My Master’s work in Organizational Behavior was heavily focused on leadership, as the strength and future of any organization, or group of people. We learned that the model of strong and effective leadership is what creates additional leaders, the next generation of the group. One of the keys to organizations’ success is leaders’ ability to recognize and align individuals’ gifts and talents to roles in which they can use them for the good of the team.

We analyzed what it takes for a leader to put aside their own emotions and comforts, for the good of the whole. Clarity and objectivity is an absolute necessity. One of the greatest portrayals of this was through the movie, Abandon Ship, a 1957 British film of a disaster at sea. The newly appointed leader of the small survival boat was faced with countless difficult decisions under the clear direction to save as many lives as possible. His objectivity was flawless.

Leadership of this capacity seems to be a lost art in many areas. Population, and organizations (educational, business, religious, and political) have grown to such an extent that leadership has become an expected norm, though the skill set to do it well has not kept up with the demand.

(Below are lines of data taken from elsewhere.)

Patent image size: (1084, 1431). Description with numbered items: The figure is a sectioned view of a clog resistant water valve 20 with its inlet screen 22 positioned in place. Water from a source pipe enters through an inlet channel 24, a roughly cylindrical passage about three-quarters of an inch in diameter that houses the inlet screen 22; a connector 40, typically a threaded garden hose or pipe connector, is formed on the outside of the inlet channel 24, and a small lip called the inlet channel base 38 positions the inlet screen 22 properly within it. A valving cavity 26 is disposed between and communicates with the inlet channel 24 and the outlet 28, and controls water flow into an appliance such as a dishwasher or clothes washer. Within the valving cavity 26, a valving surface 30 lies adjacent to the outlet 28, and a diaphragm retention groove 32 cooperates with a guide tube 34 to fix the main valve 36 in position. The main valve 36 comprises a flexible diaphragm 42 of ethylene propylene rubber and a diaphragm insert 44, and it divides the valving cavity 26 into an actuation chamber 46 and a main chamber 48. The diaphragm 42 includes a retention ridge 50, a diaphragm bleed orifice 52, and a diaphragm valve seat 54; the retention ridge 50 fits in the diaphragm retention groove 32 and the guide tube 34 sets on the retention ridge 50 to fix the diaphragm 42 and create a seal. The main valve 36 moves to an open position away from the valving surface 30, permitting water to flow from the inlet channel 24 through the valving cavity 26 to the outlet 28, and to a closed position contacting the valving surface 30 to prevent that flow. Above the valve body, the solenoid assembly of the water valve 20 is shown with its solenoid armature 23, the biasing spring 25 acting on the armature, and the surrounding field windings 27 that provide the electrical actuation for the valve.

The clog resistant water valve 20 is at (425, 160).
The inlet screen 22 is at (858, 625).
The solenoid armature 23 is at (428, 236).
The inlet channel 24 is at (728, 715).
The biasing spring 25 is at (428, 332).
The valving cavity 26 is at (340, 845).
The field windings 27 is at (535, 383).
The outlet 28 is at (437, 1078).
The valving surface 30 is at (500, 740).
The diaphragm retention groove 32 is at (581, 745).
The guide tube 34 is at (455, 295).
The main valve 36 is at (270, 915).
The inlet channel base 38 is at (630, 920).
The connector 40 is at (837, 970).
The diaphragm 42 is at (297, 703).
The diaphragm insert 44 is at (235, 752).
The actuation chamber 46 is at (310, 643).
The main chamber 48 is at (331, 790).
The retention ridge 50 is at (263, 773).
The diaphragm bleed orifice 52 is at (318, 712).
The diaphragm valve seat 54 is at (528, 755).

As I interact and provide coaching in a variety of organizations, there seems to be a wave of affective leadership, those in positions of power moving from their emotions instead of the objective, and often hard, decisions that will promote greater strength and clarity for all.

Perhaps there is a call to action within this shift. Perhaps, it is a quiet leadership that is required most now. To recognize that those in positions of authority and power may no longer be our best model of how to act. To accept that our own conscience and purest intentions for what we see as needed in our organizations (or world at large) must guide us. To be so in tuned with a higher consciousness, that we are led by that most of all.